Ram touched the bronze wolf reverently. No wonder the bell had such power. And now—he lifted his eyes to Canoldir. “Three stones unaccounted for, then. Three stones to search out . . .” His voice caught with wonder.
“Three. But remember, Ramad, the wraith covets all of this,” Canoldir said, sweeping up the two jade stones and the starfires into the leather pouch and tossing it to Ram.
*
Once, late in the night, Skeelie woke to hear the wolves howling on the mountain. She turned over, hardly aware of them, her thoughts all of Canoldir. Fawdref’s voice raised in a wild, gleeful song, wailing, cleaving the night with furious joy. The others, the bitch and dog wolves, cleaved their voices to his in octaves like wild bugles ringing, crying out across the night against all that would fetter them.
Did another voice, a human voice, rise with their song, deep and abiding? Later, Skeelie could not be sure. She slept smiling, strangely unsettled.
/> TEN
Skeelie woke at dawn. Somewhere, Canoldir was singing in a deep, wild voice that stirred a memory she could not bring clear; as if she had slept all night hearing his song, as if she had dreamed of him. Puzzling, she rose and began to dress; then she remembered suddenly, stopped half dressed to stare into space, seeing the hall last night, seeing Canoldir’s face shadowed by firelight, hearing again his words.
Ram had left the hall, yawning. She had turned to leave when Canoldir stopped her with a look, and she had stood, her back to the dying fire, watching him.
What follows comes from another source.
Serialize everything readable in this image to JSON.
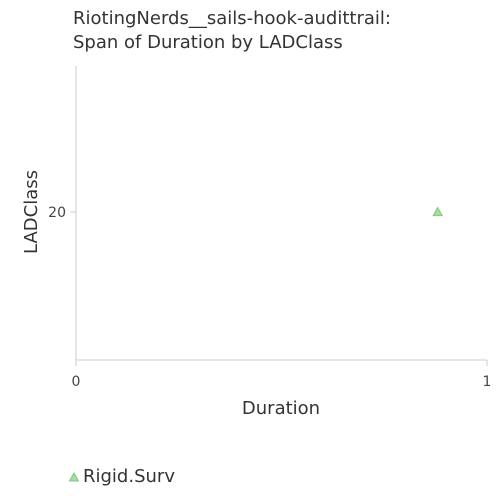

“I cannot tell you what will happen, Skeelie, when you and Ramad follow the wraith. I can only tell you that I will put you where the wraith wanders. After that, there is nothing I can do. But I will tell you this. If you succeed in bringing Telien back with you, if you and Ramad succeed in rescuing her from the wraith and do not—are not destroyed yourselves, then—then, Skeelie of Carriol, I would speak with you.” He had turned then, paced the length of the hall, turned again in shadow to pause, a bear of a man, his force filling the room. Then he returned to stand looking down at her. “If Ramad brings Telien away from the wraith, they will be—you will be wanting to be away from them.”
Skeelie had stared into his eyes and nodded, her misery catching at her throat.
“If you will come to this place, Skeelie of Carriol, I would . . .” His dark eyes had looked so deep into hers she shivered. “I would court you!” he cried with a great shout. “I would court you! That is what I would do!” He had swung her around in a great dancing step like a bear, leaned to kiss her fiercely on the forehead, then had grown quiet, had led her down the corridor to her chamber, left her there with reluctance; she had felt his emotion like a tide, long after he had gone.
She stood clutching the door, filled with consternation. What was she to say to Canoldir this morning? That she would return if . . .? That she would not return? Yet she knew no answer was needed. No word need be spoken to Canoldir this morning—or ever, if she chose.